In der jüngeren Geschichte des Chores verbinden sich viele schöne Erinnerungen mit der Zeit Karl-Richard Steinackers, der es verstand, eine florierende Konzertreihe zu gründen, die namhafte Solisten wie Hertha Töpper oder Keith Engen nach Tegernsee lockte. In seiner Zeit erarbeitete sich der Chor umfassendes Repertoire auf dem Gebiet der Mess- und Oratorienliteratur und genießt seither überregionale Beachtung.

Unter seinem Nachfolger Peter Winterer kam es zu denkwürdigen Konzerten und Gottesdiensten, bei denen der heutige Kantor Sebastian Schober entscheidende Prägungen erfuhr und seine Liebe zur musica sacra grundgelegt wurde. Die schwierige Zeit ohne die Pfarrkirche wurde überbrückt durch selbstlosen Einsatz von Alexander C. Maschat, der dem Chor seit Jahrzehnten freundschaftlich und kollegial verbunden ist und das Wirken des Kirchenmusikers Robert Scheingraber.

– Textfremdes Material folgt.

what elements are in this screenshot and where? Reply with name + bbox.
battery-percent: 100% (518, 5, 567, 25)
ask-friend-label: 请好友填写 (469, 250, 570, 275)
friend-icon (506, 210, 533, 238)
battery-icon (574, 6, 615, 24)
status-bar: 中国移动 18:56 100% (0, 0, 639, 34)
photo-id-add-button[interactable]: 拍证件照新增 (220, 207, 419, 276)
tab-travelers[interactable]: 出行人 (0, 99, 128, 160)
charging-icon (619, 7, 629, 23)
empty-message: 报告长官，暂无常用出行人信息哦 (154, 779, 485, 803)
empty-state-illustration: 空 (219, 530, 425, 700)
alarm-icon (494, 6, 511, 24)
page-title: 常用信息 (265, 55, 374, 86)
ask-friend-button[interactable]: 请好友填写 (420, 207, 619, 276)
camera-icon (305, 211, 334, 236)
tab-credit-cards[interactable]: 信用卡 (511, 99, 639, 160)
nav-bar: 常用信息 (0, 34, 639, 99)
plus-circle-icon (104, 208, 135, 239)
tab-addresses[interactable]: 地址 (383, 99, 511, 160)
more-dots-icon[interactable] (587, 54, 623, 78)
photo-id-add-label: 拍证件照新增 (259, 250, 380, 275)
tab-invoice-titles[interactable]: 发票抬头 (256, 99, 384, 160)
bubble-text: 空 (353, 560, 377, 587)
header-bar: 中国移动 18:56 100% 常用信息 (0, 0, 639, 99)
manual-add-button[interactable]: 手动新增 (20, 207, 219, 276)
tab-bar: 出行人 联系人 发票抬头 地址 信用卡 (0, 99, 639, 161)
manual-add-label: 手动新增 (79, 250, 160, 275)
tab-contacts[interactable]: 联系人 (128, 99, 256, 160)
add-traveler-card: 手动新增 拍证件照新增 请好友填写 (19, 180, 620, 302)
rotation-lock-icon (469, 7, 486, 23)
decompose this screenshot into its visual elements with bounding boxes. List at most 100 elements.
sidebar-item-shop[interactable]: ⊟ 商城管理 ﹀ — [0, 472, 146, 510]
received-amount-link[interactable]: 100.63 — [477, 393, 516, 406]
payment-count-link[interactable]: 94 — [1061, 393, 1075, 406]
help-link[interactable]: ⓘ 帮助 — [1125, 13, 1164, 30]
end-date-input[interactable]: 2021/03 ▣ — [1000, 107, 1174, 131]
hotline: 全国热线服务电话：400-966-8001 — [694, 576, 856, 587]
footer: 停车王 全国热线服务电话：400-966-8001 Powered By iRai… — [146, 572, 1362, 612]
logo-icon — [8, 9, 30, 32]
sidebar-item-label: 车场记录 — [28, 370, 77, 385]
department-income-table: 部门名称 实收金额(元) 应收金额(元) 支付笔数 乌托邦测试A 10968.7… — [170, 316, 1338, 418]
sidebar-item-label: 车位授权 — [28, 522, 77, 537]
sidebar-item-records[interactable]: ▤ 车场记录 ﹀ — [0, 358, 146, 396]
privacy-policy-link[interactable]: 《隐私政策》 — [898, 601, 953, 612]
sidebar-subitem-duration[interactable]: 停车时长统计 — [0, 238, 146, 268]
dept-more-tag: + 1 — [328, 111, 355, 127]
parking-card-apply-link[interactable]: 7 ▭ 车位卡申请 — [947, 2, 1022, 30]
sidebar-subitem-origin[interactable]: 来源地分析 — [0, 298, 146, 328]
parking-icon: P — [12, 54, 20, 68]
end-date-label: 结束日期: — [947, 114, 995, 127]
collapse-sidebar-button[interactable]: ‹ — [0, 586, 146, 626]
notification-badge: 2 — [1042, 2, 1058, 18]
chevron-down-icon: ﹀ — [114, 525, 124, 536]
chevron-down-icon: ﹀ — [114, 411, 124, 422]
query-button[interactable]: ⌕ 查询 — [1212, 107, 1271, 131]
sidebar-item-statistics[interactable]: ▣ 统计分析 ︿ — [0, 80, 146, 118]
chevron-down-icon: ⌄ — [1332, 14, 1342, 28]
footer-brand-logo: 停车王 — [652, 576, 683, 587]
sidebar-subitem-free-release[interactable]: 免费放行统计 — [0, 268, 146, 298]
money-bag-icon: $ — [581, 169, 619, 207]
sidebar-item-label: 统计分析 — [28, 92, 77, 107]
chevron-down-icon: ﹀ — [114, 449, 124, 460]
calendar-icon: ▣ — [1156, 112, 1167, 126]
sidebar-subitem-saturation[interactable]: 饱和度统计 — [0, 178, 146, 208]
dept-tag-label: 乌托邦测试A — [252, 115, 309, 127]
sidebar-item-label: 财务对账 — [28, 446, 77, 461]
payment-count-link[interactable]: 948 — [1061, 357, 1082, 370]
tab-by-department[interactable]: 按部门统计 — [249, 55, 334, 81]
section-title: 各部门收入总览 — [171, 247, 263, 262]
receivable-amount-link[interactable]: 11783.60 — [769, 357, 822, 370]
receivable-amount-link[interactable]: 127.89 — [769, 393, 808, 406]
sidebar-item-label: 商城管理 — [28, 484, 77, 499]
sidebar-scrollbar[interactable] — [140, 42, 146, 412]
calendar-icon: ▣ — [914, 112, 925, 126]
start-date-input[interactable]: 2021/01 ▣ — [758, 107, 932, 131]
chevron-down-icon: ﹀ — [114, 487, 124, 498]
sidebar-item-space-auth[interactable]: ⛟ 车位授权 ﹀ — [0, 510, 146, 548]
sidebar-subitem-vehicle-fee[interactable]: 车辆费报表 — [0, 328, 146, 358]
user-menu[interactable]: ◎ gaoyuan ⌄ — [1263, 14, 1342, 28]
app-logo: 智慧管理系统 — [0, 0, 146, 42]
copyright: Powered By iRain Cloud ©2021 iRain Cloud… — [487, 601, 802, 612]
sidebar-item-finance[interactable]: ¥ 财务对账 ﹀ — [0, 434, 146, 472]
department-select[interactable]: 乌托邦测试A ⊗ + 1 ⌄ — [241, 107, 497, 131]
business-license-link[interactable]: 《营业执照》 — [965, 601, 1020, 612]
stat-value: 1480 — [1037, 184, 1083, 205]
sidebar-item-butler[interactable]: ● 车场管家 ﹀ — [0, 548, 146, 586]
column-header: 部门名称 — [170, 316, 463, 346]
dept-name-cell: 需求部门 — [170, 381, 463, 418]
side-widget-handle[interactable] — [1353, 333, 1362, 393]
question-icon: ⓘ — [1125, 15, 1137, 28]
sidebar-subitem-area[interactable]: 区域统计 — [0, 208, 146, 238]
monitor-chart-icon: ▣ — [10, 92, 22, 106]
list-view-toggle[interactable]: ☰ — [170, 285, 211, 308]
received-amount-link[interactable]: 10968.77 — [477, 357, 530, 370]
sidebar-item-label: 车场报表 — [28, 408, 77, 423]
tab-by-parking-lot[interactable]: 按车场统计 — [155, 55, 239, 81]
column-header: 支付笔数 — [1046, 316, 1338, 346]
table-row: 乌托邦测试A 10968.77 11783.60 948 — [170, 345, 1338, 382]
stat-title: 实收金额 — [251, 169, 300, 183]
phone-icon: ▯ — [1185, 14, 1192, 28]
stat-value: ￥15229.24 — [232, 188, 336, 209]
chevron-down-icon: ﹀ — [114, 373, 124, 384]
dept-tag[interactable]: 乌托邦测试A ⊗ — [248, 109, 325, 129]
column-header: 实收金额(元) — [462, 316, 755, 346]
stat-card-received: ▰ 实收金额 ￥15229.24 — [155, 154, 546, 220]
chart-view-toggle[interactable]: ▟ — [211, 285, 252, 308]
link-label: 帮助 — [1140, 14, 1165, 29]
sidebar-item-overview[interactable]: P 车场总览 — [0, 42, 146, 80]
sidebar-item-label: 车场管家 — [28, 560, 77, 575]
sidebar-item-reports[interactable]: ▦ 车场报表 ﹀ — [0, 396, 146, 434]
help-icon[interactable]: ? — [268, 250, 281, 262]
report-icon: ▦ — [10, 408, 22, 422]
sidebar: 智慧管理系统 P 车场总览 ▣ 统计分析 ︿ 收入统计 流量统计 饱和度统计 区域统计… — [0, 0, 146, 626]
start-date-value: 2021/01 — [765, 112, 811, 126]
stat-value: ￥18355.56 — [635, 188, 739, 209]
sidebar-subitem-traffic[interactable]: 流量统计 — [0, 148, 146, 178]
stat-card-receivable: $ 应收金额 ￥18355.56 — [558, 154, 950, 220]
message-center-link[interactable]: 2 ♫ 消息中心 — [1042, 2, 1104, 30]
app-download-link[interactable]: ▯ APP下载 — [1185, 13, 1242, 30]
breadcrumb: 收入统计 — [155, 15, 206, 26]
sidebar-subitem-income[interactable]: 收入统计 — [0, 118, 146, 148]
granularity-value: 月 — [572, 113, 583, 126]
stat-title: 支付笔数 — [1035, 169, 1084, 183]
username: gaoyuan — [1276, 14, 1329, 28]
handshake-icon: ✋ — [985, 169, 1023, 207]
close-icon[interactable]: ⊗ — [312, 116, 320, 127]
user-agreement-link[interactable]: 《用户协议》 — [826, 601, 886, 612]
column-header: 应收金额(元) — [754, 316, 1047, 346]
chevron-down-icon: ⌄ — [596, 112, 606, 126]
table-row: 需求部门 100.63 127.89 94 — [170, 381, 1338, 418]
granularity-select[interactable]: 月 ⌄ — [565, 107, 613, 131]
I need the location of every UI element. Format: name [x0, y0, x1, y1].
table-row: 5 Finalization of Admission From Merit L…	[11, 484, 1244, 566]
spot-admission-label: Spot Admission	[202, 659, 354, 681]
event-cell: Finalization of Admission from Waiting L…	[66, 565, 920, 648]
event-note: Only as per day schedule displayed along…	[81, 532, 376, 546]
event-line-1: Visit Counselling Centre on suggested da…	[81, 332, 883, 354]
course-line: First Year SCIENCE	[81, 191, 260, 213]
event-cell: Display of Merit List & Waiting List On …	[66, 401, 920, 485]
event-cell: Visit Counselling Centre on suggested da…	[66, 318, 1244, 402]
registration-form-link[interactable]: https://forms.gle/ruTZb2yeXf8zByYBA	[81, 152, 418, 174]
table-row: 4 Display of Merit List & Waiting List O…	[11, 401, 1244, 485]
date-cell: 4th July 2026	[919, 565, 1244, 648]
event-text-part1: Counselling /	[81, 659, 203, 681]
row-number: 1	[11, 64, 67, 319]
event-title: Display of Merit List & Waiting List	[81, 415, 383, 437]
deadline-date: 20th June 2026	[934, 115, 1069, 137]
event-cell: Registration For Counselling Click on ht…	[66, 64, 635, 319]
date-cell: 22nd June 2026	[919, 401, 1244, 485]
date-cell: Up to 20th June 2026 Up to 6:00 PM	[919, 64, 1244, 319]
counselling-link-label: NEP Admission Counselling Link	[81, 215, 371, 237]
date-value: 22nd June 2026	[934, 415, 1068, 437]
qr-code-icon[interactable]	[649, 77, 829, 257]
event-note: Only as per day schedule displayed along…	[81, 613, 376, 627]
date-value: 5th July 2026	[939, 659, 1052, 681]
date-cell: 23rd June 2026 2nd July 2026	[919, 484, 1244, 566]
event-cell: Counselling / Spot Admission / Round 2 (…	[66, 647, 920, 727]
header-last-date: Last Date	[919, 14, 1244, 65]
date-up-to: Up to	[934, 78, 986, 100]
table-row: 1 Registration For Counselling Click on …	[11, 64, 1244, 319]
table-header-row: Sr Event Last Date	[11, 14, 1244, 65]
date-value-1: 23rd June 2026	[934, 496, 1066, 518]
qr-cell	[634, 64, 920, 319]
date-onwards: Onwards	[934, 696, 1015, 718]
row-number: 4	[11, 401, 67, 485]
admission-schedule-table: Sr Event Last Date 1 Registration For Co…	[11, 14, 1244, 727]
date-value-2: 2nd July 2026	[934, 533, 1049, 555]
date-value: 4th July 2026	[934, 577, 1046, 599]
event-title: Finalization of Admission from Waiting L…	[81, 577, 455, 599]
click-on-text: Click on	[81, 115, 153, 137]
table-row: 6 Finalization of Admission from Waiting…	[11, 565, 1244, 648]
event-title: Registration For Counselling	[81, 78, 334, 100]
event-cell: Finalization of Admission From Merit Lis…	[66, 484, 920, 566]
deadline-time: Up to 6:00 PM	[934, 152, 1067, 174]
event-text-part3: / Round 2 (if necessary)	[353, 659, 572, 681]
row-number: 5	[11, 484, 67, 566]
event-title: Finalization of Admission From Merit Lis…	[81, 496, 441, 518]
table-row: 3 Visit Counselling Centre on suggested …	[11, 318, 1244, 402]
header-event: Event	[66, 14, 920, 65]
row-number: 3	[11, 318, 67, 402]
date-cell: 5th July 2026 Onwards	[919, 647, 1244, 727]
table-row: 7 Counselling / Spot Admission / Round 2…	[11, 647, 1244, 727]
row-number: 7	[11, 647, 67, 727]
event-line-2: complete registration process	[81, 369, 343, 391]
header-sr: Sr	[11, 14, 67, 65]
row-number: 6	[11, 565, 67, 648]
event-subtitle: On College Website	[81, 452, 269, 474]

Zahlreiche Kompositionen, wie von Thomas Rebensburg (De Adventu, De Fundatione, Tegernseer Requiem) oder César Bresgen (De Tempore) wurden durch die Kantorei uraufgeführt. Reisen führten den Chor in viele Städte Europas, so z.B. nach Rom und in die Festspielstadt Salzburg.

Seit Wiedereröffnung der Pfarrkirche meisterte der Chor mit der Aufführung von großen Orchestermessen, J. Haydns Die Schöpfung, F. Mendelssohns Paulus und Elias, T. Rebensburgs De Fundatione und seinem Tegernseer Requiem, J. Brahms’ Deutsches Requiem, Mozarts Requiem und seiner Messe in c-moll, sowie Gounods Cäcilenmesse ein umfangreiches Programm.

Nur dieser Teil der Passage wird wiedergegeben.